Fast was fun, but cars were far more to me than that. Cars were style and pose. They made arriving and departing events worth noting. They hinted at wealth. Suggested strength, or a taste for academic life. Brains, brawn or something in between.
I’m maybe 11. Out playing in the yard when I hear Wally downshift into second and his big Merc play its compression tune out the duals. The low rumble suggests the power of an oversized flathead under the Merc’s long hood. Wally chirps the tires as he double-clutches into first and turns into the ally that borders my yard. A tall hedge separates me from Wally as the tires crunch on the gravel and the beast lumbers down the ally. I only barely make out the movement through the hedge. But I know Wally’s thick form is hunched over the wheel as he guides the big car down the dirt drive into the garage his mother rents from Mr. Varriano at the end of the ally. Lingering smells of exhaust and burnt oil mark the passage. Then gone.

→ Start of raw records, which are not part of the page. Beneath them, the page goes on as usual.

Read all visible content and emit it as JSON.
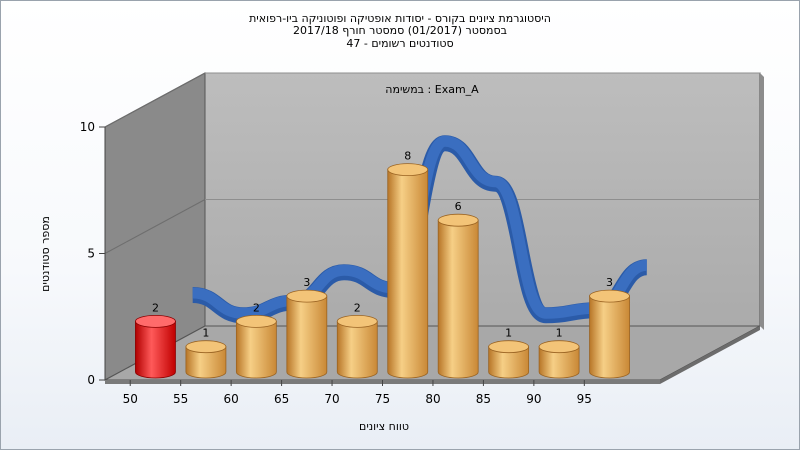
{
  "chart_data": {
    "type": "bar",
    "title_lines": [
      "היסטוגרמת ציונים בקורס - יסודות אופטיקה ופוטוניקה ביו-רפואית",
      "בסמסטר (01/2017) סמסטר חורף 2017/18",
      "סטודנטים רשומים - 47"
    ],
    "annotation": "במשימה : Exam_A",
    "xlabel": "טווח ציונים",
    "ylabel": "מספר סטודנטים",
    "x_ticks": [
      "50",
      "55",
      "60",
      "65",
      "70",
      "75",
      "80",
      "85",
      "90",
      "95"
    ],
    "y_ticks": [
      "0",
      "5",
      "10"
    ],
    "ylim": [
      0,
      10
    ],
    "bars": [
      {
        "x": 50,
        "value": 2,
        "label": "2",
        "highlight": true
      },
      {
        "x": 55,
        "value": 1,
        "label": "1"
      },
      {
        "x": 60,
        "value": 2,
        "label": "2"
      },
      {
        "x": 65,
        "value": 3,
        "label": "3"
      },
      {
        "x": 70,
        "value": 2,
        "label": "2"
      },
      {
        "x": 75,
        "value": 8,
        "label": "8"
      },
      {
        "x": 80,
        "value": 6,
        "label": "6"
      },
      {
        "x": 85,
        "value": 1,
        "label": "1"
      },
      {
        "x": 90,
        "value": 1,
        "label": "1"
      },
      {
        "x": 95,
        "value": 3,
        "label": "3"
      }
    ],
    "curve": [
      {
        "x": 55,
        "y": 3.2
      },
      {
        "x": 60,
        "y": 2.4
      },
      {
        "x": 65,
        "y": 2.9
      },
      {
        "x": 70,
        "y": 4.1
      },
      {
        "x": 75,
        "y": 3.4
      },
      {
        "x": 80,
        "y": 9.2
      },
      {
        "x": 85,
        "y": 7.6
      },
      {
        "x": 90,
        "y": 2.4
      },
      {
        "x": 95,
        "y": 2.6
      },
      {
        "x": 100,
        "y": 4.3
      }
    ],
    "colors": {
      "bar": "#e8a84c",
      "bar_highlight": "#e01010",
      "curve": "#3a6ec0",
      "back_wall": "#b4b4b4",
      "side_wall": "#8a8a8a",
      "floor": "#a8a8a8"
    }
  }
}
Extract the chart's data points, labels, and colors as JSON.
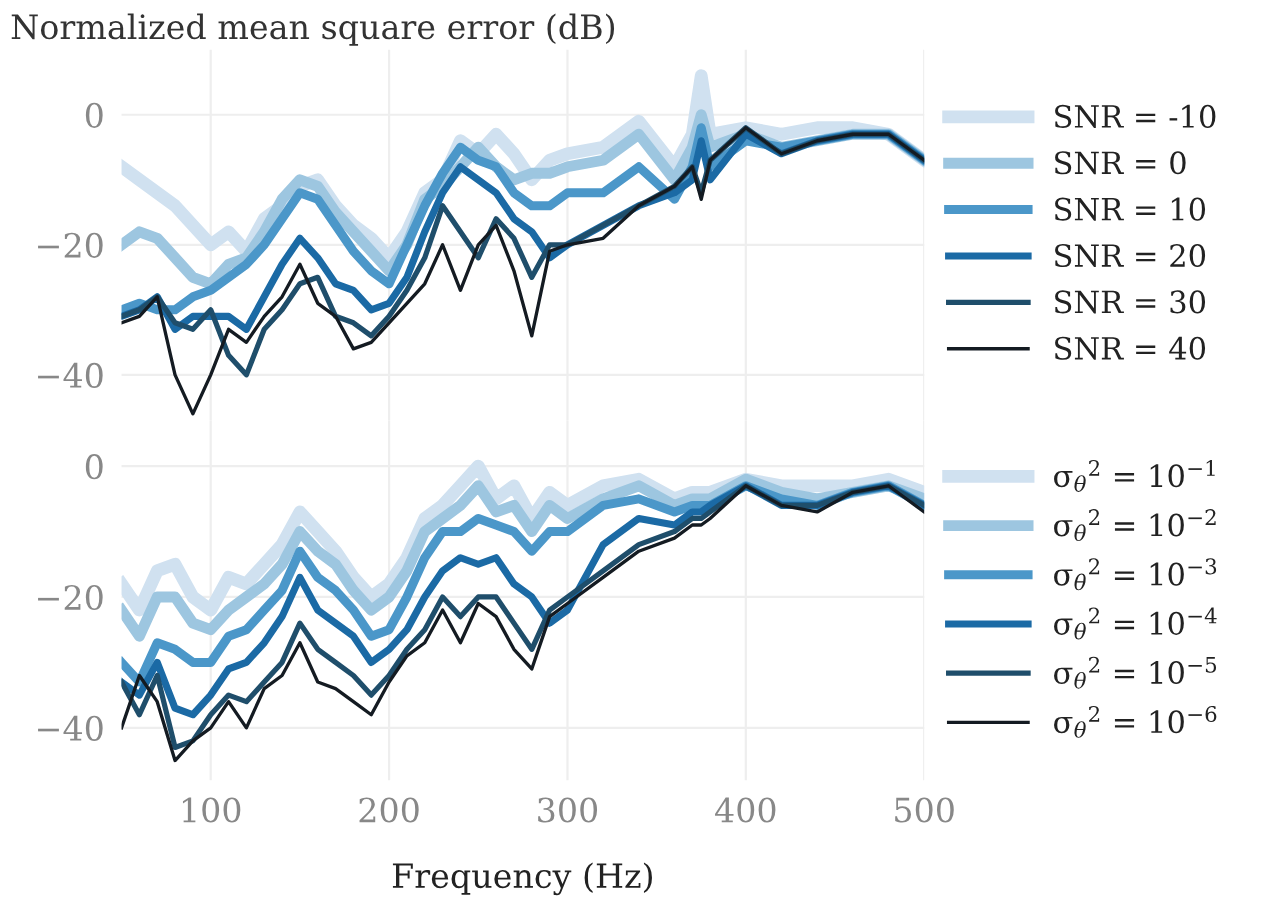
{
  "chart_data": [
    {
      "type": "line",
      "title": "Normalized mean square error (dB)",
      "grid": true,
      "legend": "right",
      "tick_labels": "y",
      "x": [
        50,
        60,
        70,
        80,
        90,
        100,
        110,
        120,
        130,
        140,
        150,
        160,
        170,
        180,
        190,
        200,
        210,
        220,
        230,
        240,
        250,
        260,
        270,
        280,
        290,
        300,
        320,
        340,
        360,
        370,
        375,
        380,
        400,
        420,
        440,
        460,
        480,
        500
      ],
      "xlim": [
        50,
        500
      ],
      "xticks": [
        100,
        200,
        300,
        400,
        500
      ],
      "ylim": [
        -47,
        10
      ],
      "yticks": [
        0,
        -20,
        -40
      ],
      "series": [
        {
          "name": "SNR = -10",
          "color": "#d0e1f0",
          "values": [
            -8,
            -10,
            -12,
            -14,
            -17,
            -20,
            -18,
            -21,
            -16,
            -14,
            -11,
            -10,
            -14,
            -17,
            -19,
            -22,
            -18,
            -12,
            -10,
            -4,
            -6,
            -3,
            -6,
            -10,
            -7,
            -6,
            -5,
            -1,
            -8,
            -3,
            6,
            -3,
            -2,
            -3,
            -2,
            -2,
            -3,
            -7
          ]
        },
        {
          "name": "SNR = 0",
          "color": "#9dc6e0",
          "values": [
            -20,
            -18,
            -19,
            -22,
            -25,
            -26,
            -23,
            -22,
            -18,
            -13,
            -10,
            -11,
            -15,
            -18,
            -21,
            -24,
            -20,
            -13,
            -11,
            -8,
            -5,
            -8,
            -10,
            -9,
            -9,
            -8,
            -7,
            -3,
            -10,
            -5,
            0,
            -5,
            -3,
            -5,
            -4,
            -3,
            -3,
            -7
          ]
        },
        {
          "name": "SNR = 10",
          "color": "#4b97c9",
          "values": [
            -30,
            -29,
            -30,
            -30,
            -28,
            -27,
            -25,
            -23,
            -20,
            -16,
            -12,
            -13,
            -17,
            -21,
            -24,
            -26,
            -20,
            -14,
            -9,
            -5,
            -7,
            -8,
            -12,
            -14,
            -14,
            -12,
            -12,
            -8,
            -13,
            -8,
            -2,
            -8,
            -4,
            -5,
            -4,
            -3,
            -3,
            -7
          ]
        },
        {
          "name": "SNR = 20",
          "color": "#1b6aa5",
          "values": [
            -31,
            -30,
            -28,
            -33,
            -31,
            -31,
            -31,
            -33,
            -28,
            -23,
            -19,
            -22,
            -26,
            -27,
            -30,
            -29,
            -25,
            -18,
            -12,
            -8,
            -10,
            -12,
            -16,
            -18,
            -22,
            -20,
            -17,
            -14,
            -12,
            -10,
            -4,
            -10,
            -3,
            -6,
            -4,
            -3,
            -3,
            -7
          ]
        },
        {
          "name": "SNR = 30",
          "color": "#1f4e6b",
          "values": [
            -31,
            -30,
            -28,
            -32,
            -33,
            -30,
            -37,
            -40,
            -33,
            -30,
            -26,
            -25,
            -31,
            -32,
            -34,
            -31,
            -27,
            -22,
            -14,
            -18,
            -22,
            -16,
            -19,
            -25,
            -20,
            -20,
            -17,
            -14,
            -11,
            -8,
            -12,
            -7,
            -2,
            -6,
            -4,
            -3,
            -3,
            -7
          ]
        },
        {
          "name": "SNR = 40",
          "color": "#141b22",
          "values": [
            -32,
            -31,
            -28,
            -40,
            -46,
            -40,
            -33,
            -35,
            -31,
            -28,
            -23,
            -29,
            -31,
            -36,
            -35,
            -32,
            -29,
            -26,
            -20,
            -27,
            -20,
            -17,
            -24,
            -34,
            -21,
            -20,
            -19,
            -14,
            -11,
            -8,
            -13,
            -7,
            -2,
            -6,
            -4,
            -3,
            -3,
            -7
          ]
        }
      ]
    },
    {
      "type": "line",
      "xlabel": "Frequency (Hz)",
      "grid": true,
      "legend": "right",
      "x": [
        50,
        60,
        70,
        80,
        90,
        100,
        110,
        120,
        130,
        140,
        150,
        160,
        170,
        180,
        190,
        200,
        210,
        220,
        230,
        240,
        250,
        260,
        270,
        280,
        290,
        300,
        320,
        340,
        360,
        370,
        375,
        380,
        400,
        420,
        440,
        460,
        480,
        500
      ],
      "xlim": [
        50,
        500
      ],
      "xticks": [
        100,
        200,
        300,
        400,
        500
      ],
      "ylim": [
        -48,
        7
      ],
      "yticks": [
        0,
        -20,
        -40
      ],
      "series": [
        {
          "name": "σ$_{θ}$$^{2}$ = 10$^{−1}$",
          "color": "#d0e1f0",
          "values": [
            -18,
            -22,
            -16,
            -15,
            -20,
            -22,
            -17,
            -18,
            -15,
            -12,
            -7,
            -10,
            -13,
            -17,
            -20,
            -18,
            -14,
            -8,
            -6,
            -3,
            0,
            -5,
            -3,
            -8,
            -4,
            -6,
            -3,
            -2,
            -5,
            -4,
            -4,
            -4,
            -2,
            -3,
            -3,
            -3,
            -2,
            -4
          ]
        },
        {
          "name": "σ$_{θ}$$^{2}$ = 10$^{−2}$",
          "color": "#9dc6e0",
          "values": [
            -22,
            -26,
            -20,
            -20,
            -24,
            -25,
            -22,
            -20,
            -18,
            -15,
            -10,
            -13,
            -15,
            -19,
            -22,
            -20,
            -16,
            -10,
            -8,
            -6,
            -3,
            -7,
            -6,
            -10,
            -6,
            -8,
            -5,
            -3,
            -6,
            -5,
            -5,
            -5,
            -2,
            -4,
            -5,
            -4,
            -3,
            -5
          ]
        },
        {
          "name": "σ$_{θ}$$^{2}$ = 10$^{−3}$",
          "color": "#4b97c9",
          "values": [
            -30,
            -33,
            -27,
            -28,
            -30,
            -30,
            -26,
            -25,
            -22,
            -19,
            -13,
            -17,
            -19,
            -22,
            -26,
            -25,
            -20,
            -14,
            -10,
            -10,
            -8,
            -9,
            -10,
            -13,
            -10,
            -10,
            -6,
            -5,
            -7,
            -6,
            -6,
            -6,
            -3,
            -5,
            -6,
            -4,
            -3,
            -6
          ]
        },
        {
          "name": "σ$_{θ}$$^{2}$ = 10$^{−4}$",
          "color": "#1b6aa5",
          "values": [
            -33,
            -35,
            -30,
            -37,
            -38,
            -35,
            -31,
            -30,
            -27,
            -23,
            -17,
            -22,
            -24,
            -26,
            -30,
            -28,
            -25,
            -20,
            -16,
            -14,
            -15,
            -14,
            -18,
            -20,
            -24,
            -22,
            -12,
            -8,
            -9,
            -7,
            -7,
            -6,
            -3,
            -6,
            -6,
            -4,
            -3,
            -6
          ]
        },
        {
          "name": "σ$_{θ}$$^{2}$ = 10$^{−5}$",
          "color": "#1f4e6b",
          "values": [
            -33,
            -38,
            -32,
            -43,
            -42,
            -38,
            -35,
            -36,
            -33,
            -30,
            -24,
            -28,
            -30,
            -32,
            -35,
            -32,
            -28,
            -25,
            -20,
            -23,
            -20,
            -20,
            -24,
            -28,
            -22,
            -20,
            -16,
            -12,
            -10,
            -8,
            -8,
            -7,
            -3,
            -6,
            -6,
            -4,
            -3,
            -6
          ]
        },
        {
          "name": "σ$_{θ}$$^{2}$ = 10$^{−6}$",
          "color": "#141b22",
          "values": [
            -40,
            -32,
            -36,
            -45,
            -42,
            -40,
            -36,
            -40,
            -34,
            -32,
            -27,
            -33,
            -34,
            -36,
            -38,
            -33,
            -29,
            -27,
            -22,
            -27,
            -21,
            -23,
            -28,
            -31,
            -23,
            -21,
            -17,
            -13,
            -11,
            -9,
            -9,
            -8,
            -3,
            -6,
            -7,
            -4,
            -3,
            -7
          ]
        }
      ]
    }
  ]
}
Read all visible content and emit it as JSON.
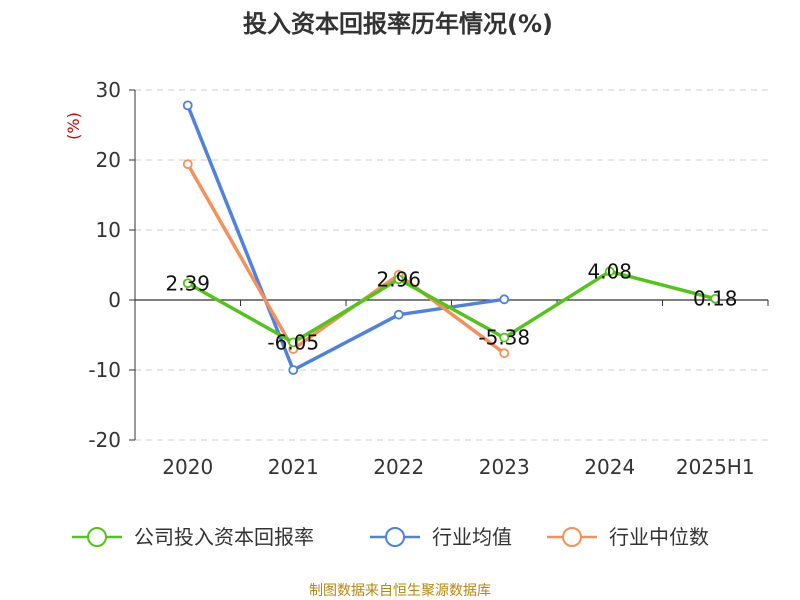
{
  "chart_data": {
    "type": "line",
    "title": "投入资本回报率历年情况(%)",
    "ylabel": "(%)",
    "categories": [
      "2020",
      "2021",
      "2022",
      "2023",
      "2024",
      "2025H1"
    ],
    "ylim": [
      -20,
      30
    ],
    "yticks": [
      30,
      20,
      10,
      0,
      -10,
      -20
    ],
    "grid": true,
    "legend_position": "bottom",
    "series": [
      {
        "name": "公司投入资本回报率",
        "color": "#52c41a",
        "values": [
          2.39,
          -6.05,
          2.96,
          -5.38,
          4.08,
          0.18
        ],
        "labels": [
          "2.39",
          "-6.05",
          "2.96",
          "-5.38",
          "4.08",
          "0.18"
        ]
      },
      {
        "name": "行业均值",
        "color": "#4f81dd",
        "values": [
          27.8,
          -10.0,
          -2.1,
          0.1,
          null,
          null
        ]
      },
      {
        "name": "行业中位数",
        "color": "#f5905a",
        "values": [
          19.4,
          -7.0,
          3.6,
          -7.6,
          null,
          null
        ]
      }
    ]
  },
  "source": "制图数据来自恒生聚源数据库"
}
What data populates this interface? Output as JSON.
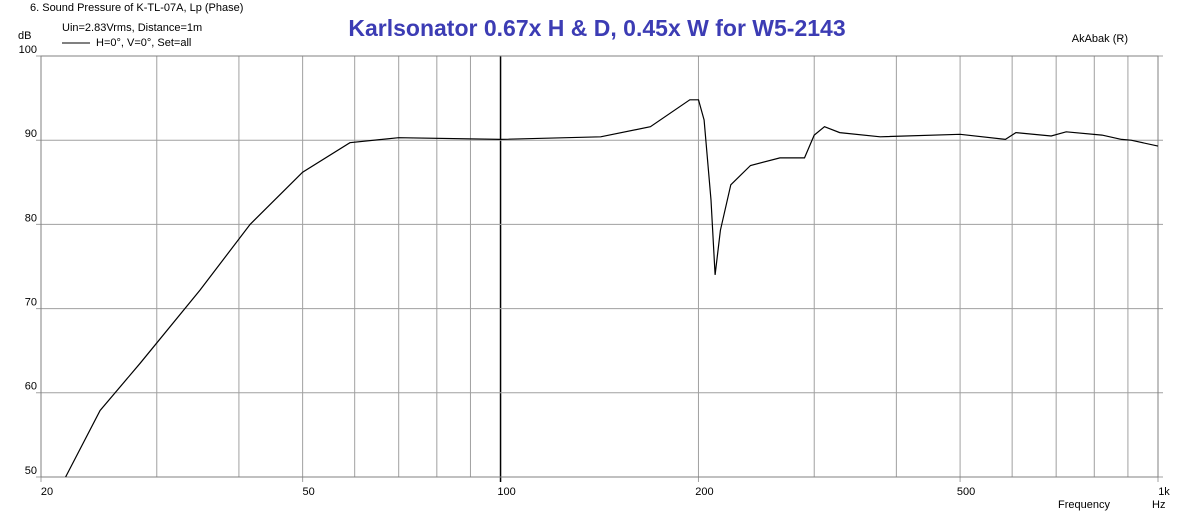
{
  "chart_data": {
    "type": "line",
    "header": "6. Sound Pressure of K-TL-07A, Lp (Phase)",
    "title": "Karlsonator 0.67x H & D, 0.45x W for W5-2143",
    "subtitle": "Uin=2.83Vrms, Distance=1m",
    "credit": "AkAbak (R)",
    "y_label": "dB",
    "x_label": "Frequency",
    "x_unit": "Hz",
    "x_scale": "log",
    "grid": true,
    "xlim": [
      20,
      1000
    ],
    "ylim": [
      50,
      100
    ],
    "xticks": [
      20,
      50,
      100,
      200,
      500,
      {
        "value": 1000,
        "label": "1k"
      }
    ],
    "minor_xticks": [
      30,
      40,
      60,
      70,
      80,
      90,
      300,
      400,
      600,
      700,
      800,
      900
    ],
    "yticks": [
      50,
      60,
      70,
      80,
      90,
      100
    ],
    "series": [
      {
        "name": "H=0°, V=0°, Set=all",
        "color": "#000000",
        "x": [
          21.8,
          24.6,
          28.3,
          34.9,
          41.6,
          50,
          59,
          70,
          100,
          142,
          169,
          194,
          200,
          204,
          209,
          212,
          216,
          224,
          240,
          266,
          290,
          300,
          311,
          328,
          378,
          500,
          586,
          608,
          688,
          725,
          822,
          880,
          910,
          1000
        ],
        "values": [
          50,
          57.9,
          63.5,
          72.2,
          80,
          86.2,
          89.7,
          90.3,
          90.1,
          90.4,
          91.6,
          94.8,
          94.8,
          92.4,
          82.9,
          74,
          79.3,
          84.7,
          87,
          87.9,
          87.9,
          90.6,
          91.6,
          90.9,
          90.4,
          90.7,
          90.1,
          90.9,
          90.5,
          91,
          90.6,
          90.1,
          90,
          89.3
        ]
      }
    ]
  }
}
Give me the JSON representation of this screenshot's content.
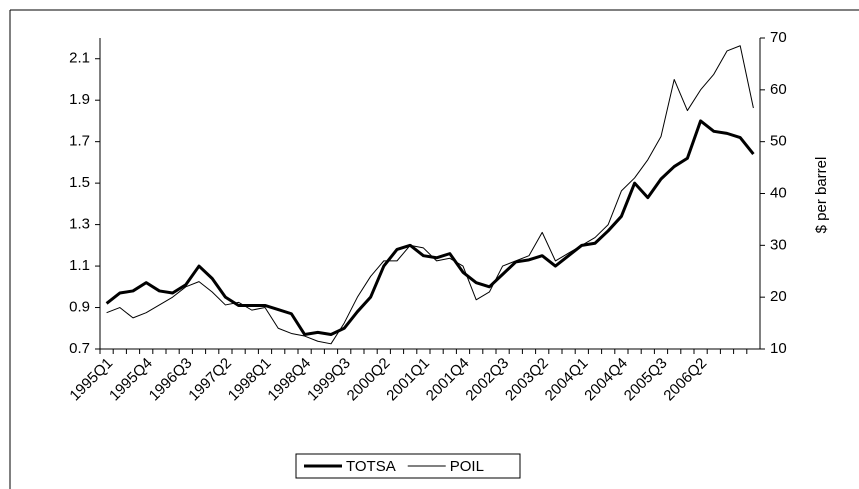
{
  "chart_data": {
    "type": "line",
    "categories": [
      "1995Q1",
      null,
      null,
      "1995Q4",
      null,
      null,
      "1996Q3",
      null,
      null,
      "1997Q2",
      null,
      null,
      "1998Q1",
      null,
      null,
      "1998Q4",
      null,
      null,
      "1999Q3",
      null,
      null,
      "2000Q2",
      null,
      null,
      "2001Q1",
      null,
      null,
      "2001Q4",
      null,
      null,
      "2002Q3",
      null,
      null,
      "2003Q2",
      null,
      null,
      "2004Q1",
      null,
      null,
      "2004Q4",
      null,
      null,
      "2005Q3",
      null,
      null,
      "2006Q2",
      null,
      null,
      null,
      null
    ],
    "series": [
      {
        "name": "TOTSA",
        "color": "#000000",
        "width": 3,
        "values": [
          0.92,
          0.97,
          0.98,
          1.02,
          0.98,
          0.97,
          1.01,
          1.1,
          1.04,
          0.95,
          0.91,
          0.91,
          0.91,
          0.89,
          0.87,
          0.77,
          0.78,
          0.77,
          0.8,
          0.88,
          0.95,
          1.1,
          1.18,
          1.2,
          1.15,
          1.14,
          1.16,
          1.07,
          1.02,
          1.0,
          1.06,
          1.12,
          1.13,
          1.15,
          1.1,
          1.15,
          1.2,
          1.21,
          1.27,
          1.34,
          1.5,
          1.43,
          1.52,
          1.58,
          1.62,
          1.8,
          1.75,
          1.74,
          1.72,
          1.64
        ]
      },
      {
        "name": "POIL",
        "color": "#000000",
        "width": 1,
        "axis": "y2",
        "values": [
          17,
          18,
          16,
          17,
          18.5,
          20,
          22,
          23,
          21,
          18.5,
          19,
          17.5,
          18,
          14,
          13,
          12.5,
          11.5,
          11,
          15,
          20,
          24,
          27,
          27,
          30,
          29.5,
          27,
          27.5,
          26,
          19.5,
          21,
          26,
          27,
          28,
          32.5,
          27,
          28.5,
          30,
          31.5,
          34,
          40.5,
          43,
          46.5,
          51,
          62,
          56,
          60,
          63,
          67.5,
          68.5,
          56.5
        ]
      }
    ],
    "ylim": [
      0.7,
      2.2
    ],
    "yticks": [
      0.7,
      0.9,
      1.1,
      1.3,
      1.5,
      1.7,
      1.9,
      2.1
    ],
    "y2lim": [
      10,
      70
    ],
    "y2ticks": [
      10,
      20,
      30,
      40,
      50,
      60,
      70
    ],
    "y2label": "$ per barrel",
    "grid": false,
    "legend": "bottom"
  }
}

Wally was a bad boy who learned the pose in juvie. They said he couldn’t read. Made his money in the midnight sourcing of auto parts. And was wicked in a fight. But I never saw him fight. I expect the black leather jacket and the motorcycle boots he stole from James Dean were enough to keep anyone from seeing if he could back the pose. But with the car and the pose combined, Wally had style and potential violence on his side.
I didn’t have the guts to cop a pose like Wally. My dad would have knocked it out of me. But I did, at 11 or maybe earlier, see cars and clothes as a big part of enabling my escape into a future where I had the power and control.
I’ve maintained my love of cars ever since. But I understand much more about why and how cars have shaped me now. I find I get nearly the same visceral pleasure from writing about a wild night-ride as I did from the ride itself.
Cars, clothes and attitude are all ingredients of style. They set the stage for how we’re perceived. In my experience, they can make me feel strong when I’m operating outside the zone, asking for more than I’ve ever asked for, or entering the presence of those seemingly more powerful than I.
Anything is possible when you’re feeling strong.